Rules: Judiciary Law § 212(2)(l); 22 NYCRR 100.2; 100.2(A); 100.3(D)(2); 100.6(A); 101.1; Opinions 19-45; 15-157; 14-88.
Opinion:
The inquiring support magistrate recently reviewed a party’s application to quash certain subpoenas which had been served on the party’s financial institutions, seeking personal financial records. Each subpoena was captioned as “Judicial Subpoena Duces Tecum,” but had clearly been prepared, signed, and served solely by the other party’s attorney. The support magistrate was surprised to see his/her own name appearing in the following line of the subpoena: “WITNESS, Honorable [inquirer’s name], one of the Support Magistrates of said Court, at [municipality], New York the 1st day of [month], 2025.” Still, the subpoena did not purport to include the support magistrate’s signature. Instead, the attorney’s own signature block and the attorney’s signature appeared underneath the “WITNESS” line. The parties then settled the case before the support magistrate could conduct a hearing or otherwise decide the application. The support magistrate now asks if he/she must report the attorney to the grievance committee.
An individual who performs judicial functions within the judicial system, such as a support magistrate, must comply with the Rules Governing Judicial Conduct in the performance of his/her judicial functions and otherwise must “so far as practical and appropriate” use such rules as guides to his/her conduct (see 22 NYCRR 100.6[A]). Accordingly, a support magistrate must always avoid even the appearance of impropriety (see 22 NYCRR 100.2) and must always act to promote public confidence in the judiciary’s integrity and impartiality (see 22 NYCRR 100.2[A]). Thus, like a judge, a support magistrate who receives information indicating a “substantial likelihood” an attorney committed a “substantial violation” of the Rules of Professional Conduct must take “appropriate action” (22 NYCRR 100.3[D][2]; see also Opinion 19-45). As described in Opinion 14-88 (citations omitted):
In general, the Committee has advised that a judge must determine whether in a particular case there is a “substantial likelihood” an attorney has committed a “substantial violation” of the Rules of Profession Conduct based on all the facts and circumstances known to the judge. A judge need not undertake any investigation of an attorney’s alleged misconduct. If a judge concludes there is a substantial likelihood that an attorney has committed a substantial violation of the Rules of Professional Conduct, the judge “must take appropriate action.” Because “appropriate action” depends on the circumstances of each case, it is ordinarily left to the judge’s discretion to determine the appropriate action. However, if the judge concludes the misconduct seriously calls into question the attorney’s honesty, trustworthiness or fitness as a lawyer, then the only appropriate action is to report the attorney to the appropriate disciplinary authority.

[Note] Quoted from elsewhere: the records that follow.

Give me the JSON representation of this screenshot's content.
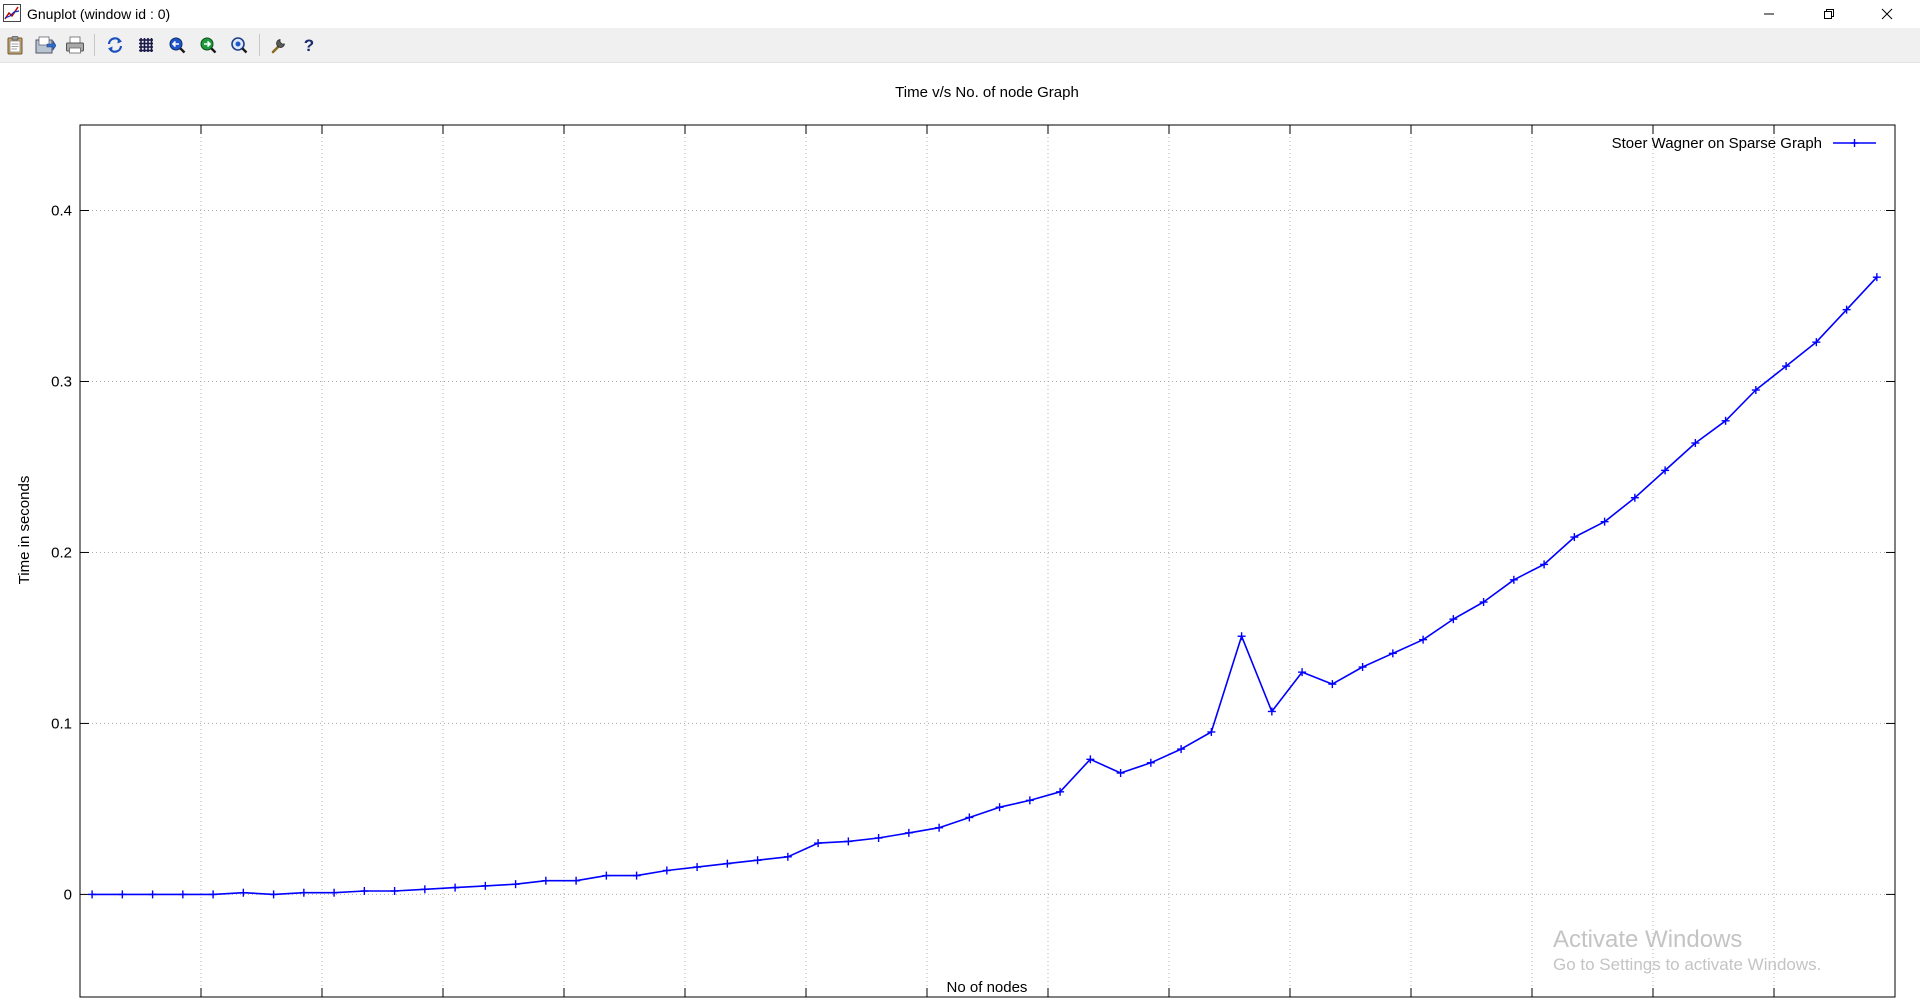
{
  "window": {
    "title": "Gnuplot (window id : 0)",
    "controls": [
      "minimize",
      "restore",
      "close"
    ]
  },
  "toolbar": {
    "buttons": [
      {
        "icon": "clipboard-icon"
      },
      {
        "icon": "export-icon"
      },
      {
        "icon": "print-icon"
      },
      {
        "icon": "replot-icon"
      },
      {
        "icon": "grid-icon"
      },
      {
        "icon": "zoom-previous-icon"
      },
      {
        "icon": "zoom-next-icon"
      },
      {
        "icon": "zoom-unzoom-icon"
      },
      {
        "icon": "settings-wrench-icon"
      },
      {
        "icon": "help-icon"
      }
    ]
  },
  "watermark": {
    "line1": "Activate Windows",
    "line2": "Go to Settings to activate Windows."
  },
  "chart_data": {
    "type": "line",
    "title": "Time v/s No. of node Graph",
    "xlabel": "No of nodes",
    "ylabel": "Time in seconds",
    "xlim": [
      0,
      300
    ],
    "ylim": [
      -0.06,
      0.45
    ],
    "xticks": [
      0,
      20,
      40,
      60,
      80,
      100,
      120,
      140,
      160,
      180,
      200,
      220,
      240,
      260,
      280,
      300
    ],
    "yticks": [
      0,
      0.1,
      0.2,
      0.3,
      0.4
    ],
    "ytick_labels": [
      "0",
      "0.1",
      "0.2",
      "0.3",
      "0.4"
    ],
    "grid": true,
    "legend_position": "top-right",
    "series": [
      {
        "name": "Stoer Wagner on Sparse Graph",
        "color": "#0000ff",
        "marker": "plus",
        "x": [
          2,
          7,
          12,
          17,
          22,
          27,
          32,
          37,
          42,
          47,
          52,
          57,
          62,
          67,
          72,
          77,
          82,
          87,
          92,
          97,
          102,
          107,
          112,
          117,
          122,
          127,
          132,
          137,
          142,
          147,
          152,
          157,
          162,
          167,
          172,
          177,
          182,
          187,
          192,
          197,
          202,
          207,
          212,
          217,
          222,
          227,
          232,
          237,
          242,
          247,
          252,
          257,
          262,
          267,
          272,
          277,
          282,
          287,
          292,
          297
        ],
        "y": [
          0,
          0,
          0,
          0,
          0,
          0.001,
          0,
          0.001,
          0.001,
          0.002,
          0.002,
          0.003,
          0.004,
          0.005,
          0.006,
          0.008,
          0.008,
          0.011,
          0.011,
          0.014,
          0.016,
          0.018,
          0.02,
          0.022,
          0.03,
          0.031,
          0.033,
          0.036,
          0.039,
          0.045,
          0.051,
          0.055,
          0.06,
          0.079,
          0.071,
          0.077,
          0.085,
          0.095,
          0.151,
          0.107,
          0.13,
          0.123,
          0.133,
          0.141,
          0.149,
          0.161,
          0.171,
          0.184,
          0.193,
          0.209,
          0.218,
          0.232,
          0.248,
          0.264,
          0.277,
          0.295,
          0.309,
          0.323,
          0.342,
          0.361
        ]
      }
    ]
  }
}
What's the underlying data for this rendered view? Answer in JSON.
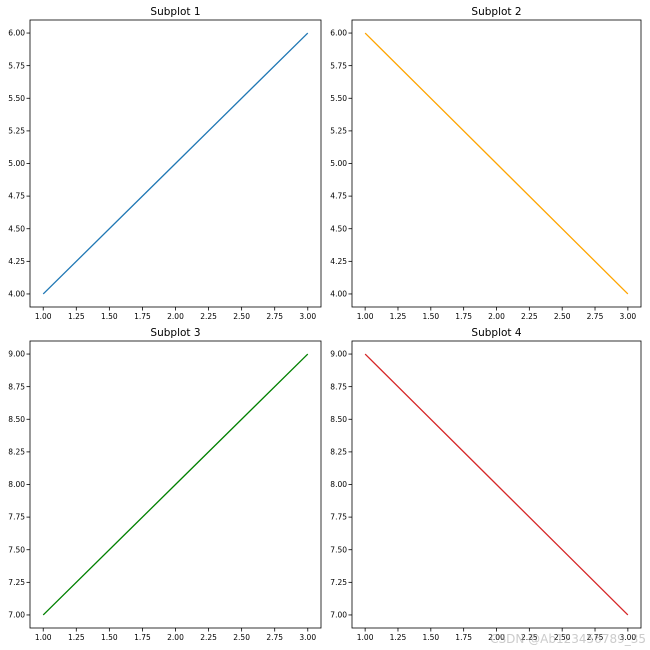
{
  "figure": {
    "watermark": "CSDN @Ab123456789_35"
  },
  "chart_data": [
    {
      "type": "line",
      "title": "Subplot 1",
      "x": [
        1,
        2,
        3
      ],
      "series": [
        {
          "values": [
            4,
            5,
            6
          ],
          "color": "#1f77b4"
        }
      ],
      "xlim": [
        0.9,
        3.1
      ],
      "ylim": [
        3.9,
        6.1
      ],
      "xticks": [
        "1.00",
        "1.25",
        "1.50",
        "1.75",
        "2.00",
        "2.25",
        "2.50",
        "2.75",
        "3.00"
      ],
      "yticks": [
        "4.00",
        "4.25",
        "4.50",
        "4.75",
        "5.00",
        "5.25",
        "5.50",
        "5.75",
        "6.00"
      ],
      "grid": false
    },
    {
      "type": "line",
      "title": "Subplot 2",
      "x": [
        1,
        2,
        3
      ],
      "series": [
        {
          "values": [
            6,
            5,
            4
          ],
          "color": "#ffa500"
        }
      ],
      "xlim": [
        0.9,
        3.1
      ],
      "ylim": [
        3.9,
        6.1
      ],
      "xticks": [
        "1.00",
        "1.25",
        "1.50",
        "1.75",
        "2.00",
        "2.25",
        "2.50",
        "2.75",
        "3.00"
      ],
      "yticks": [
        "4.00",
        "4.25",
        "4.50",
        "4.75",
        "5.00",
        "5.25",
        "5.50",
        "5.75",
        "6.00"
      ],
      "grid": false
    },
    {
      "type": "line",
      "title": "Subplot 3",
      "x": [
        1,
        2,
        3
      ],
      "series": [
        {
          "values": [
            7,
            8,
            9
          ],
          "color": "#008000"
        }
      ],
      "xlim": [
        0.9,
        3.1
      ],
      "ylim": [
        6.9,
        9.1
      ],
      "xticks": [
        "1.00",
        "1.25",
        "1.50",
        "1.75",
        "2.00",
        "2.25",
        "2.50",
        "2.75",
        "3.00"
      ],
      "yticks": [
        "7.00",
        "7.25",
        "7.50",
        "7.75",
        "8.00",
        "8.25",
        "8.50",
        "8.75",
        "9.00"
      ],
      "grid": false
    },
    {
      "type": "line",
      "title": "Subplot 4",
      "x": [
        1,
        2,
        3
      ],
      "series": [
        {
          "values": [
            9,
            8,
            7
          ],
          "color": "#d62728"
        }
      ],
      "xlim": [
        0.9,
        3.1
      ],
      "ylim": [
        6.9,
        9.1
      ],
      "xticks": [
        "1.00",
        "1.25",
        "1.50",
        "1.75",
        "2.00",
        "2.25",
        "2.50",
        "2.75",
        "3.00"
      ],
      "yticks": [
        "7.00",
        "7.25",
        "7.50",
        "7.75",
        "8.00",
        "8.25",
        "8.50",
        "8.75",
        "9.00"
      ],
      "grid": false
    }
  ]
}
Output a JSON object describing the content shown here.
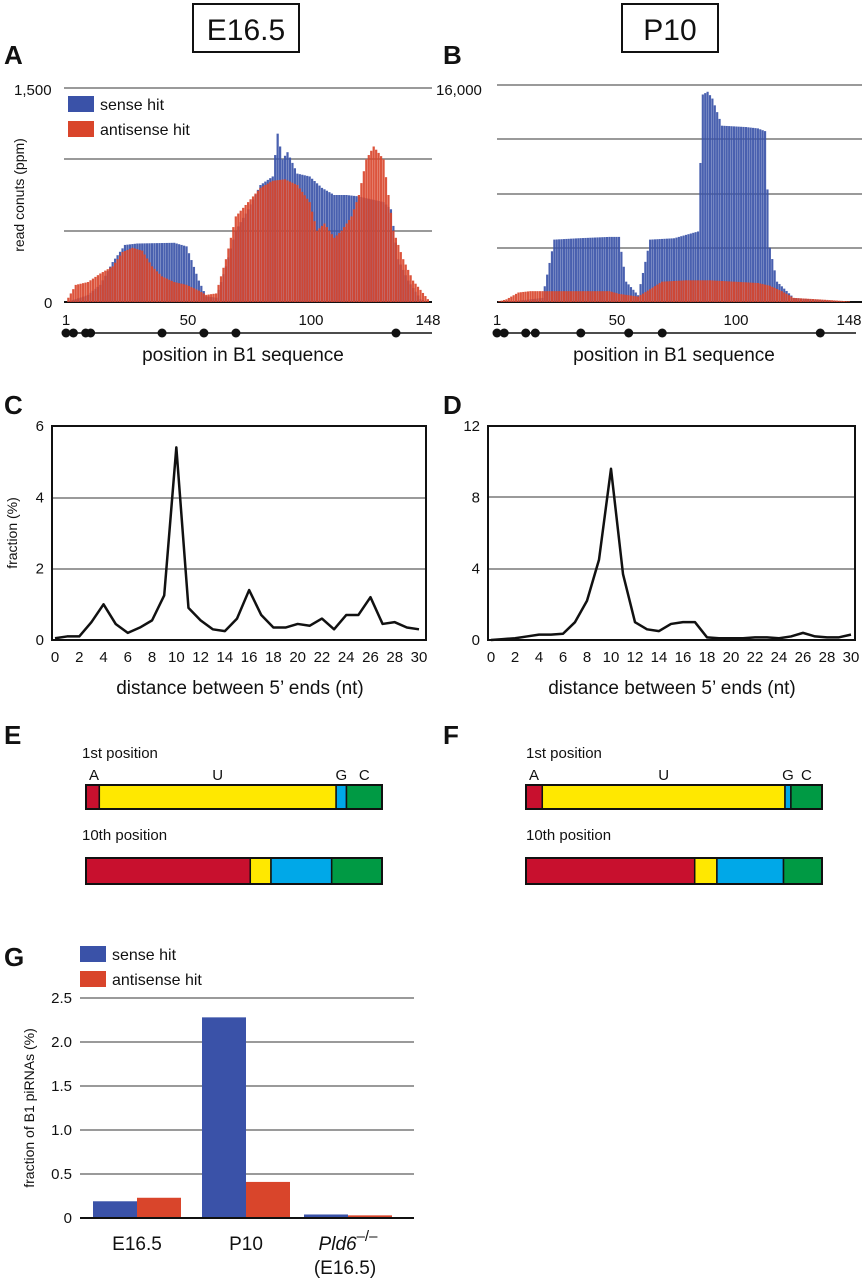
{
  "colors": {
    "sense": "#3a52a8",
    "antisense": "#d9452b",
    "A": "#c8102e",
    "U": "#ffe800",
    "G": "#00a8e8",
    "C": "#009a44",
    "grid": "#9a9a9a",
    "line": "#111111"
  },
  "headers": {
    "left": "E16.5",
    "right": "P10"
  },
  "legend": {
    "sense": "sense hit",
    "antisense": "antisense hit"
  },
  "chart_data": [
    {
      "panel": "A",
      "type": "bar",
      "title": "E16.5",
      "ylabel": "read conuts (ppm)",
      "xlabel": "position in B1 sequence",
      "ylim": [
        0,
        1500
      ],
      "yticks_shown": [
        "0",
        "1,500"
      ],
      "xticks": [
        "1",
        "50",
        "100",
        "148"
      ],
      "series": [
        {
          "name": "sense hit",
          "profile": [
            [
              1,
              0
            ],
            [
              5,
              20
            ],
            [
              10,
              50
            ],
            [
              15,
              120
            ],
            [
              20,
              280
            ],
            [
              25,
              400
            ],
            [
              30,
              410
            ],
            [
              45,
              415
            ],
            [
              50,
              390
            ],
            [
              55,
              150
            ],
            [
              58,
              40
            ],
            [
              62,
              30
            ],
            [
              66,
              250
            ],
            [
              70,
              500
            ],
            [
              75,
              650
            ],
            [
              80,
              820
            ],
            [
              85,
              880
            ],
            [
              87,
              1180
            ],
            [
              89,
              1000
            ],
            [
              91,
              1050
            ],
            [
              95,
              900
            ],
            [
              100,
              880
            ],
            [
              105,
              800
            ],
            [
              110,
              750
            ],
            [
              115,
              750
            ],
            [
              120,
              740
            ],
            [
              125,
              720
            ],
            [
              130,
              700
            ],
            [
              133,
              650
            ],
            [
              136,
              300
            ],
            [
              140,
              150
            ],
            [
              145,
              20
            ],
            [
              148,
              0
            ]
          ]
        },
        {
          "name": "antisense hit",
          "profile": [
            [
              1,
              0
            ],
            [
              5,
              120
            ],
            [
              10,
              140
            ],
            [
              15,
              200
            ],
            [
              20,
              250
            ],
            [
              24,
              350
            ],
            [
              28,
              380
            ],
            [
              32,
              360
            ],
            [
              36,
              250
            ],
            [
              40,
              180
            ],
            [
              45,
              140
            ],
            [
              50,
              120
            ],
            [
              55,
              80
            ],
            [
              58,
              50
            ],
            [
              62,
              60
            ],
            [
              66,
              300
            ],
            [
              70,
              600
            ],
            [
              75,
              700
            ],
            [
              80,
              800
            ],
            [
              85,
              850
            ],
            [
              90,
              860
            ],
            [
              95,
              820
            ],
            [
              100,
              700
            ],
            [
              103,
              500
            ],
            [
              106,
              550
            ],
            [
              110,
              450
            ],
            [
              113,
              500
            ],
            [
              117,
              600
            ],
            [
              120,
              750
            ],
            [
              123,
              1000
            ],
            [
              126,
              1090
            ],
            [
              130,
              1000
            ],
            [
              134,
              500
            ],
            [
              138,
              300
            ],
            [
              142,
              150
            ],
            [
              148,
              20
            ]
          ]
        }
      ],
      "markers": [
        1,
        4,
        9,
        11,
        40,
        57,
        70,
        135
      ]
    },
    {
      "panel": "B",
      "type": "bar",
      "title": "P10",
      "ylabel": "",
      "xlabel": "position in B1 sequence",
      "ylim": [
        0,
        16000
      ],
      "yticks_shown": [
        "16,000"
      ],
      "xticks": [
        "1",
        "50",
        "100",
        "148"
      ],
      "series": [
        {
          "name": "sense hit",
          "profile": [
            [
              1,
              0
            ],
            [
              10,
              100
            ],
            [
              20,
              300
            ],
            [
              25,
              4600
            ],
            [
              35,
              4700
            ],
            [
              48,
              4800
            ],
            [
              52,
              4800
            ],
            [
              55,
              1500
            ],
            [
              60,
              500
            ],
            [
              65,
              4600
            ],
            [
              75,
              4700
            ],
            [
              85,
              5200
            ],
            [
              87,
              15300
            ],
            [
              89,
              15500
            ],
            [
              91,
              15000
            ],
            [
              95,
              13000
            ],
            [
              105,
              12900
            ],
            [
              110,
              12800
            ],
            [
              113,
              12600
            ],
            [
              115,
              4000
            ],
            [
              118,
              1500
            ],
            [
              125,
              300
            ],
            [
              148,
              0
            ]
          ]
        },
        {
          "name": "antisense hit",
          "profile": [
            [
              1,
              0
            ],
            [
              5,
              200
            ],
            [
              10,
              700
            ],
            [
              15,
              800
            ],
            [
              25,
              800
            ],
            [
              35,
              800
            ],
            [
              48,
              800
            ],
            [
              52,
              600
            ],
            [
              60,
              400
            ],
            [
              70,
              1500
            ],
            [
              80,
              1600
            ],
            [
              90,
              1600
            ],
            [
              100,
              1500
            ],
            [
              110,
              1400
            ],
            [
              115,
              1200
            ],
            [
              120,
              800
            ],
            [
              125,
              300
            ],
            [
              135,
              200
            ],
            [
              148,
              50
            ]
          ]
        }
      ],
      "markers": [
        1,
        4,
        13,
        17,
        36,
        56,
        70,
        136
      ]
    },
    {
      "panel": "C",
      "type": "line",
      "title": "",
      "ylabel": "fraction (%)",
      "xlabel": "distance between 5’ ends (nt)",
      "ylim": [
        0,
        6
      ],
      "yticks": [
        0,
        2,
        4,
        6
      ],
      "xticks": [
        0,
        2,
        4,
        6,
        8,
        10,
        12,
        14,
        16,
        18,
        20,
        22,
        24,
        26,
        28,
        30
      ],
      "x": [
        0,
        1,
        2,
        3,
        4,
        5,
        6,
        7,
        8,
        9,
        10,
        11,
        12,
        13,
        14,
        15,
        16,
        17,
        18,
        19,
        20,
        21,
        22,
        23,
        24,
        25,
        26,
        27,
        28,
        29,
        30
      ],
      "y": [
        0.05,
        0.1,
        0.1,
        0.5,
        1.0,
        0.45,
        0.2,
        0.35,
        0.55,
        1.25,
        5.4,
        0.9,
        0.55,
        0.3,
        0.25,
        0.6,
        1.4,
        0.7,
        0.35,
        0.35,
        0.45,
        0.4,
        0.6,
        0.3,
        0.7,
        0.7,
        1.2,
        0.45,
        0.5,
        0.35,
        0.3
      ]
    },
    {
      "panel": "D",
      "type": "line",
      "title": "",
      "ylabel": "",
      "xlabel": "distance between 5’ ends (nt)",
      "ylim": [
        0,
        12
      ],
      "yticks": [
        0,
        4,
        8,
        12
      ],
      "xticks": [
        0,
        2,
        4,
        6,
        8,
        10,
        12,
        14,
        16,
        18,
        20,
        22,
        24,
        26,
        28,
        30
      ],
      "x": [
        0,
        1,
        2,
        3,
        4,
        5,
        6,
        7,
        8,
        9,
        10,
        11,
        12,
        13,
        14,
        15,
        16,
        17,
        18,
        19,
        20,
        21,
        22,
        23,
        24,
        25,
        26,
        27,
        28,
        29,
        30
      ],
      "y": [
        0.0,
        0.05,
        0.1,
        0.2,
        0.3,
        0.3,
        0.35,
        1.0,
        2.2,
        4.5,
        9.6,
        3.7,
        1.0,
        0.6,
        0.5,
        0.9,
        1.0,
        1.0,
        0.15,
        0.1,
        0.1,
        0.1,
        0.15,
        0.15,
        0.1,
        0.2,
        0.4,
        0.2,
        0.15,
        0.15,
        0.3
      ]
    },
    {
      "panel": "E",
      "type": "stacked-bar",
      "rows": [
        {
          "label": "1st position",
          "values": {
            "A": 4.5,
            "U": 80.0,
            "G": 3.5,
            "C": 12.0
          }
        },
        {
          "label": "10th position",
          "values": {
            "A": 55.5,
            "U": 7.0,
            "G": 20.5,
            "C": 17.0
          }
        }
      ],
      "nucleotides": [
        "A",
        "U",
        "G",
        "C"
      ]
    },
    {
      "panel": "F",
      "type": "stacked-bar",
      "rows": [
        {
          "label": "1st position",
          "values": {
            "A": 5.5,
            "U": 82.0,
            "G": 2.0,
            "C": 10.5
          }
        },
        {
          "label": "10th position",
          "values": {
            "A": 57.0,
            "U": 7.5,
            "G": 22.5,
            "C": 13.0
          }
        }
      ],
      "nucleotides": [
        "A",
        "U",
        "G",
        "C"
      ]
    },
    {
      "panel": "G",
      "type": "bar",
      "ylabel": "fraction of B1 piRNAs (%)",
      "ylim": [
        0,
        2.5
      ],
      "yticks": [
        "0",
        "0.5",
        "1.0",
        "1.5",
        "2.0",
        "2.5"
      ],
      "categories": [
        "E16.5",
        "P10",
        "Pld6"
      ],
      "category_sup": [
        "",
        "",
        "–/–"
      ],
      "category_sub": [
        "",
        "",
        "(E16.5)"
      ],
      "series": [
        {
          "name": "sense hit",
          "values": [
            0.19,
            2.28,
            0.04
          ]
        },
        {
          "name": "antisense hit",
          "values": [
            0.23,
            0.41,
            0.03
          ]
        }
      ]
    }
  ]
}
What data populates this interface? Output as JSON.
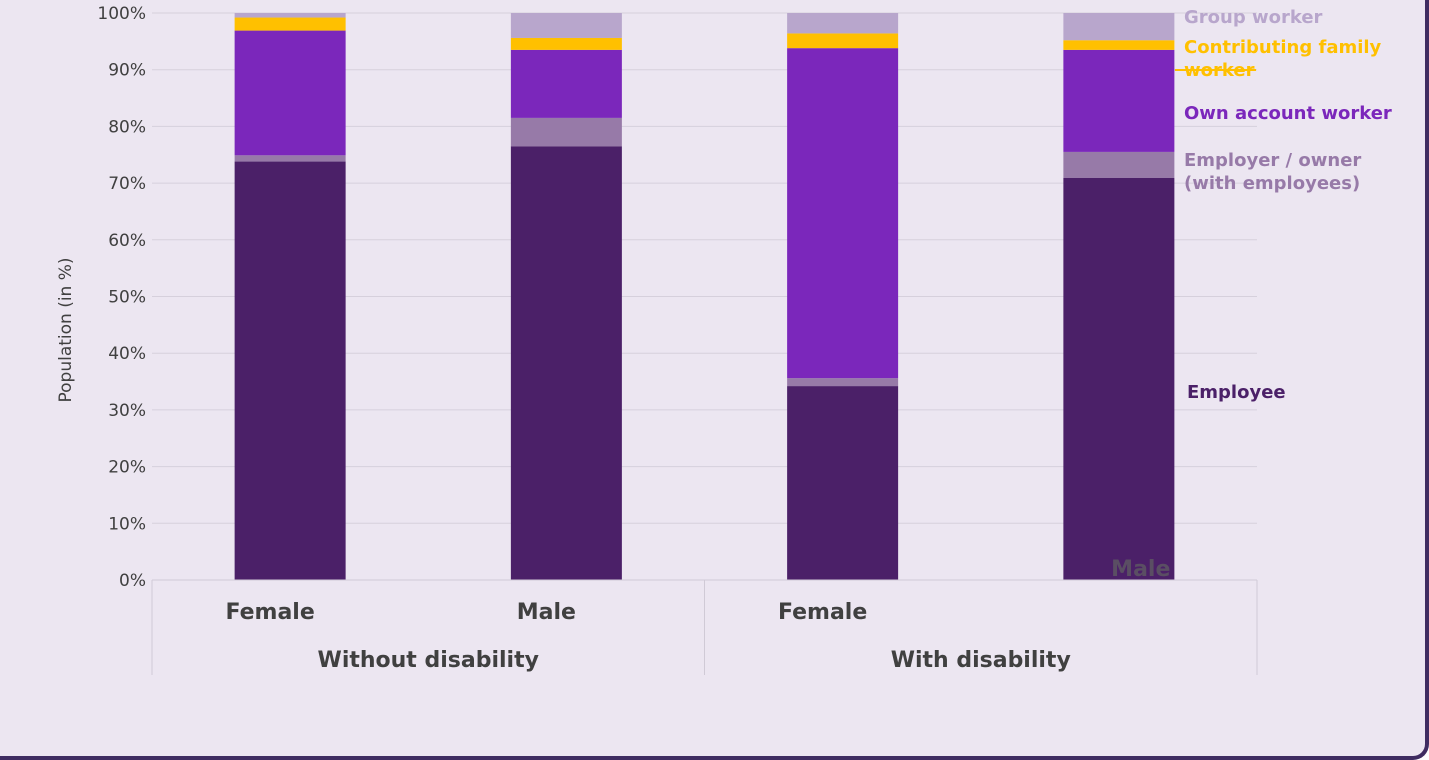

We note initially that the propriety of an attorney’s use of a standard subpoena duces tecum form to seek documents from non-parties in connection with a pending case is primarily a legal question, even if the form is labeled “Judicial Subpoena Duces Tecum” and prompts the signing attorney to identify the judicial or quasi-judicial officer presiding in the matter after the word “WITNESS.” We cannot address this or other legal questions (see e.g. Judiciary Law § 212[2][l]; 22 NYCRR 101.1).
Legality aside, nothing in the inquiry suggests the form has been
used in an improper or misleading way. Of particular note, the only signature
on the form is the attorney’s own name signed above his/her own signature
block; there is no other signature, seal, or mark on the document to suggest or
imply that the support magistrate was present and a witness to the document at
any stage. In this regard, we note the verb “witness” may have a figurative
meaning such as “Of a place, time, etc.: To be associated with (a fact or
event); to be the scene or setting of” (“Witness, v4b” Oxford English
Dictionary, Oxford UP, September 2024, https://www.oed.com/dictionary/witness_v).
Accordingly, absent a court directive, ethics rule, or statute prohibiting attorneys from using this form, the inquiring support magistrate need not take any action on learning that an attorney has prepared and served such a form, where the attorney has clearly identified him/herself as the sole signatory with the attorney’s own signature block (cf. Opinion 15-157).